Crosson thought he had been shot in the head because blood was rushing down his head. He got out of the car and kneeled down beside it. He put both of his hands over his head and assumed a somewhat crouched position. He later testified that he looked up at one of the perpetrators. When the two perpetrators got into the car, Crosson ran towards the housing project. After the car drove off, Crosson ran back to the street and looked for Neischer, but he "didn't see him." Crosson then ran to get help.

Crosson came upon a police car as soon as he went around the corner. Crosson ran to the police car and identified himself as a correction officer. Crosson returned to the scene of the crime with the police officers. They found Neischer on the ground "[a]bout a half-block" down the street, reloading the .38 caliber handgun that he had been carrying with him that night. Six .38 caliber spent shell casings were recovered at the scene.

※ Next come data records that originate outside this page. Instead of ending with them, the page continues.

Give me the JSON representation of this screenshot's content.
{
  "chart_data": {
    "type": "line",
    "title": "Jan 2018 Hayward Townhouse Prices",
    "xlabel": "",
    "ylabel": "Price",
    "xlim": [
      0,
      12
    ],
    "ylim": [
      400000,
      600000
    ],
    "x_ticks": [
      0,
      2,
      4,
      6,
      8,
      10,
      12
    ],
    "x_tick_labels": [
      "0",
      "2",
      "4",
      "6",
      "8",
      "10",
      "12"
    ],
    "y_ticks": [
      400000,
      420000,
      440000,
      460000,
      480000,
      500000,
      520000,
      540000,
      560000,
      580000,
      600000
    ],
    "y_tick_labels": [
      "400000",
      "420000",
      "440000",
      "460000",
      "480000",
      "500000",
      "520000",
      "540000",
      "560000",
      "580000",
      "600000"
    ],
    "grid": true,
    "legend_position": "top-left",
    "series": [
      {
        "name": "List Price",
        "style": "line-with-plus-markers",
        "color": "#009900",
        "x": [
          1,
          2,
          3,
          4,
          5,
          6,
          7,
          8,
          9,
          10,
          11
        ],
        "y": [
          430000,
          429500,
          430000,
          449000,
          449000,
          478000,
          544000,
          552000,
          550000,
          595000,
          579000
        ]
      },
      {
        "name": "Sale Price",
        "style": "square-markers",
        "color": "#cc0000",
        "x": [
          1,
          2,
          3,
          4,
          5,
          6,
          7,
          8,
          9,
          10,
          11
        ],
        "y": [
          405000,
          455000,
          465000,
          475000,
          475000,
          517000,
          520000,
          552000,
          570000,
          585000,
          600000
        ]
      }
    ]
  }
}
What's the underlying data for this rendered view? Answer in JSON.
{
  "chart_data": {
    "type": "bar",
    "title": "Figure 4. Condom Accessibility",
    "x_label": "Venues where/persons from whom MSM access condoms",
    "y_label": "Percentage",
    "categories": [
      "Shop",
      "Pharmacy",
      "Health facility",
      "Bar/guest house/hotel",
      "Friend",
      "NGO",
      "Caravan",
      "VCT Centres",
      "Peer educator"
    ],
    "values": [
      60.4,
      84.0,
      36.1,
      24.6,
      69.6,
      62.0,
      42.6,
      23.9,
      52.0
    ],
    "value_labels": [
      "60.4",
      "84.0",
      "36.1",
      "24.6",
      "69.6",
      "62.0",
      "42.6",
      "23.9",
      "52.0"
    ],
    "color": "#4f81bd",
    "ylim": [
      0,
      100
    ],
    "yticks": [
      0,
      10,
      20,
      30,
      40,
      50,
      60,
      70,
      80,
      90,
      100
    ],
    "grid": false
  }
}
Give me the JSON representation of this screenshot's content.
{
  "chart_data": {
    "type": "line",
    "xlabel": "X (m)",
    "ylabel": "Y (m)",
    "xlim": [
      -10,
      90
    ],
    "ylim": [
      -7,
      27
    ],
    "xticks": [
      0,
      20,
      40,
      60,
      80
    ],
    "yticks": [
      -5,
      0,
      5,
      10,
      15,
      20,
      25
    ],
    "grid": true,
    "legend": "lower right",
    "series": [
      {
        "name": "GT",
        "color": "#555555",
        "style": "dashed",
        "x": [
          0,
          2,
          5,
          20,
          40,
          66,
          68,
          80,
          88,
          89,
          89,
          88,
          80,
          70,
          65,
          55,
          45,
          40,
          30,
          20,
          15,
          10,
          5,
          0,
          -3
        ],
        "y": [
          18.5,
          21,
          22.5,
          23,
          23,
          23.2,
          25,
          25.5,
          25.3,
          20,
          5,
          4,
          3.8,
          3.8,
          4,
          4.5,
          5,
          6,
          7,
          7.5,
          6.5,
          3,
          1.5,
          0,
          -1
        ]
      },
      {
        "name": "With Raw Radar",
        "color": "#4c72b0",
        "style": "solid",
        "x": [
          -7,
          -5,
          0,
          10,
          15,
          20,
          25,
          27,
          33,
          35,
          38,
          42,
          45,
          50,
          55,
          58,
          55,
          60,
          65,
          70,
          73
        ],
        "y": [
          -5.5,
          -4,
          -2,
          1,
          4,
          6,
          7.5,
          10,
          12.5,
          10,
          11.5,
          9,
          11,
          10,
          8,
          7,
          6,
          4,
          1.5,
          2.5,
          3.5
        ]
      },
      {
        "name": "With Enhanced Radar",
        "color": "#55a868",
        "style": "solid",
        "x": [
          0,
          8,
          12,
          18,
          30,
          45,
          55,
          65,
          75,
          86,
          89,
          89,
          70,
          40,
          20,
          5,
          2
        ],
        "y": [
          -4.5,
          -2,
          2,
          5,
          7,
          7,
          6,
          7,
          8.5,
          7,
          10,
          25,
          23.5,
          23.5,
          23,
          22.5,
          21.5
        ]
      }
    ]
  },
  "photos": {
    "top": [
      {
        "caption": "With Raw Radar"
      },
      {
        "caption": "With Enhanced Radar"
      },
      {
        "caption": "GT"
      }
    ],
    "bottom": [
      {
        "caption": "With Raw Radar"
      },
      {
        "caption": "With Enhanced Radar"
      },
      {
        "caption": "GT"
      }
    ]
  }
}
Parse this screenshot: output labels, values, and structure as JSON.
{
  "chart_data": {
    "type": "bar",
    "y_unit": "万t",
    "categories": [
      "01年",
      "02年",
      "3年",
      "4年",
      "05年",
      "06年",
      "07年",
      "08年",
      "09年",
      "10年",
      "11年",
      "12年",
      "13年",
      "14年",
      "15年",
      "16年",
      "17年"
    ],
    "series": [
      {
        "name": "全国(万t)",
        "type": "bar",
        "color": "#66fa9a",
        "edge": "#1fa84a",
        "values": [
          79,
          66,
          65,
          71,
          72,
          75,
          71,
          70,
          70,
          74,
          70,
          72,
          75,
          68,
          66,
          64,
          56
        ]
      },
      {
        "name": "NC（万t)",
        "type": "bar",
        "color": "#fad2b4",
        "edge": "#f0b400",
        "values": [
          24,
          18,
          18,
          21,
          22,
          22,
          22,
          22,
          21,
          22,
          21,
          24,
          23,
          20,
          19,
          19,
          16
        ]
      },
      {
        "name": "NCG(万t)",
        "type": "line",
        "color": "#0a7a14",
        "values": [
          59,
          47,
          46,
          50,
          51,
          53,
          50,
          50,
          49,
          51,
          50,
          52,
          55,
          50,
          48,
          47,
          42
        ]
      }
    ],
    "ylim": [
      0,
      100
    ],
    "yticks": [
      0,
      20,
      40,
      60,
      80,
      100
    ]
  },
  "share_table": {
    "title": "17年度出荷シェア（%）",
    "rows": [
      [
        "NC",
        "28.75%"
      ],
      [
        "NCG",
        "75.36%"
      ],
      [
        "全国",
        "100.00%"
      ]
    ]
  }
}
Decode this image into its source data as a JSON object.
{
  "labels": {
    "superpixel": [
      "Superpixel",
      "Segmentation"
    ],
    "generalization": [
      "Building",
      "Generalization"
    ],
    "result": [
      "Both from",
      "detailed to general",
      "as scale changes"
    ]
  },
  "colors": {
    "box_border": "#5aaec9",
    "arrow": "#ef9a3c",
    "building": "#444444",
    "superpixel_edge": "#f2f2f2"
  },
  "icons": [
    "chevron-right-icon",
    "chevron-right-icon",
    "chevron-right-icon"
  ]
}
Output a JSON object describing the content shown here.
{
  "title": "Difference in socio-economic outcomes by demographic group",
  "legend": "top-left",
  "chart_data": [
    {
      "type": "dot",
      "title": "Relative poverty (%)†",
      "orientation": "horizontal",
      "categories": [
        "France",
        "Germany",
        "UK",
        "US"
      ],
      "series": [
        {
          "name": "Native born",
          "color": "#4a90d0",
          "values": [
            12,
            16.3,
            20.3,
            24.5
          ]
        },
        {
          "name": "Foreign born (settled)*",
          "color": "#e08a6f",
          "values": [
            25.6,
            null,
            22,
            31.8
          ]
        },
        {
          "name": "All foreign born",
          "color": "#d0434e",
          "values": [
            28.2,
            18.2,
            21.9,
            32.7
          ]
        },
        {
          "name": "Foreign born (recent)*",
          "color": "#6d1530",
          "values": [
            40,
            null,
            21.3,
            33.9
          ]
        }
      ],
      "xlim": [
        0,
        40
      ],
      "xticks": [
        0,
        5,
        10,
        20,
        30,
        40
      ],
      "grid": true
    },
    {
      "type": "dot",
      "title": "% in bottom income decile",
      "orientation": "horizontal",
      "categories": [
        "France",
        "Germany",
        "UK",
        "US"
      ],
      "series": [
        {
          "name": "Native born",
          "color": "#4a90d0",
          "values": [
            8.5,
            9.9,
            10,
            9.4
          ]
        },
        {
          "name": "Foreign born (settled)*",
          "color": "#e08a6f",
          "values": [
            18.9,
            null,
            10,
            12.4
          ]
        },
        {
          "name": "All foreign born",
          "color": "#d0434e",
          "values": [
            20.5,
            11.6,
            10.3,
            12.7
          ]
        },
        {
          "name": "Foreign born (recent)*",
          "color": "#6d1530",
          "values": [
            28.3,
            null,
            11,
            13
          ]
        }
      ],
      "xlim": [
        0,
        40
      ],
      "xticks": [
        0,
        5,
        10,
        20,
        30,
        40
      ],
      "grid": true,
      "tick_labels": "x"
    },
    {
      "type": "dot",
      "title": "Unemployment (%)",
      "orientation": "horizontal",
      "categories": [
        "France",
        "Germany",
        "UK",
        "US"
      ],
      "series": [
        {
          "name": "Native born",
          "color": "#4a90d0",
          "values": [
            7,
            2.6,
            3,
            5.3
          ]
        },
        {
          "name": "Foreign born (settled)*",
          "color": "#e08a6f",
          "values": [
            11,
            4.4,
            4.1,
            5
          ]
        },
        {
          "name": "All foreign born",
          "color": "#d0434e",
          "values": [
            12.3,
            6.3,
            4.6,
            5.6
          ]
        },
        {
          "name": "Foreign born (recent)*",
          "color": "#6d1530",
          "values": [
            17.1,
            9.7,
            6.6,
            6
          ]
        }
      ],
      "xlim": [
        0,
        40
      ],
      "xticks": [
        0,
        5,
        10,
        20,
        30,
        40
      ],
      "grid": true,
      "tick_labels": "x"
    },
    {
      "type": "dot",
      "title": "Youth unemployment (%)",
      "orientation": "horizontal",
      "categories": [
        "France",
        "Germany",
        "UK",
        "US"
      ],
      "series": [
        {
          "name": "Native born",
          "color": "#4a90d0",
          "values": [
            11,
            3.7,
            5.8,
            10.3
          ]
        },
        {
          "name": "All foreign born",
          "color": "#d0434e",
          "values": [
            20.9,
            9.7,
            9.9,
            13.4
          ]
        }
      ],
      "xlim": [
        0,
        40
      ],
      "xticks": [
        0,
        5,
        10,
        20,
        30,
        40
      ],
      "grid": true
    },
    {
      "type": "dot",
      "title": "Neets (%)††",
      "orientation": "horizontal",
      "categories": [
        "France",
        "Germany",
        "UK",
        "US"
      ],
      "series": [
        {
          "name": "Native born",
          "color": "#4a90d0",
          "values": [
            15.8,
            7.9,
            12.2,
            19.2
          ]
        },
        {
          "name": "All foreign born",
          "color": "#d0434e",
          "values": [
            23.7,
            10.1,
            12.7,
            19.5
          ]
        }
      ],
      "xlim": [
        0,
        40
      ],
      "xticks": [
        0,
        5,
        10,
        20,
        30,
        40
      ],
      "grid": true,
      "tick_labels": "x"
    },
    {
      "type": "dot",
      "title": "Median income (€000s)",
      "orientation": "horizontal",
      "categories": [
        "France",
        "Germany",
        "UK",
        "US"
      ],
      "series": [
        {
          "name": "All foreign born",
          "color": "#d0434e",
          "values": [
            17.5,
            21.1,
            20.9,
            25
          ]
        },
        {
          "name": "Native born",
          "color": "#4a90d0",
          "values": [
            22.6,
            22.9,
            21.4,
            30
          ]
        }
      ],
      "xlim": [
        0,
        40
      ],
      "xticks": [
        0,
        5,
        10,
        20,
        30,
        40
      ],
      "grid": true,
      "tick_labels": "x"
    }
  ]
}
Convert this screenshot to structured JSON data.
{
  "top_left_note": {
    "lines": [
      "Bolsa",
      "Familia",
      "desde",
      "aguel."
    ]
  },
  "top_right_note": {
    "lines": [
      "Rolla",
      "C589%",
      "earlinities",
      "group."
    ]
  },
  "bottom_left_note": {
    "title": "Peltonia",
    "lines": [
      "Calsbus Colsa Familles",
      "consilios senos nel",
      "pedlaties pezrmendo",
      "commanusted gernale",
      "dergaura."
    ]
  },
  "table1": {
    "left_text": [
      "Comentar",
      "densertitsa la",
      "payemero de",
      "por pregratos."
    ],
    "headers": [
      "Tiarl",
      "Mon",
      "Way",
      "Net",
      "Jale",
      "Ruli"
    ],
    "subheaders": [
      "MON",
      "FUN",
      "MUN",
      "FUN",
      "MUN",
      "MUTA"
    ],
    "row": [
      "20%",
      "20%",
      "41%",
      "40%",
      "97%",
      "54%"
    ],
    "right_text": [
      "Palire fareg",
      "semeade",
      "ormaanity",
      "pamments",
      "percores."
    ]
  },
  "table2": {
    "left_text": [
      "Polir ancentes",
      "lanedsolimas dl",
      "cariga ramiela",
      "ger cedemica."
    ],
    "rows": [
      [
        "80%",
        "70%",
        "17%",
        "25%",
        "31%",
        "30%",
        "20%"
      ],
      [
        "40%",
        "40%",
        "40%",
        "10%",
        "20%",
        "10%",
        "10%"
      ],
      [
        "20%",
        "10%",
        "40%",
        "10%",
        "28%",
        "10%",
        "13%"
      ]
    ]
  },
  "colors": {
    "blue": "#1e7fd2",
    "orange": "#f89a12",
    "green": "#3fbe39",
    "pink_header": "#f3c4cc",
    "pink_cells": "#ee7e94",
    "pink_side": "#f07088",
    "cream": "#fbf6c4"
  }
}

Neischer was transported from the scene in an ambulance. Crosson accompanied him. Neischer, who sustained a total of five gunshot wounds, later died as a result of those injuries. Crosson was treated for a gunshot wound to his hand.

Police officers responding to the scene observed two bicycles lying on the ground on opposite sides of the street at the location of the shooting. Fingerprint evidence was recovered from [*2]at least one of the bicycles. Blood samples were also recovered from the bicycles. The blood evidence was submitted to the police laboratory later on the date of the shooting for a comparison with Neischer's blood.

Less than 24 hours after the shooting, an unidentified individual at the police precinct received a telephone call from an anonymous caller. After learning of the telephone call, Louis Scarcella, then a detective with the New York City Police Department, responded to 230 Lott Avenue in Brooklyn with his partner, Detective Steven Chmil, and another detective named John Barba. The detectives proceeded to the second floor of the building where they arrested the defendant in the hallway.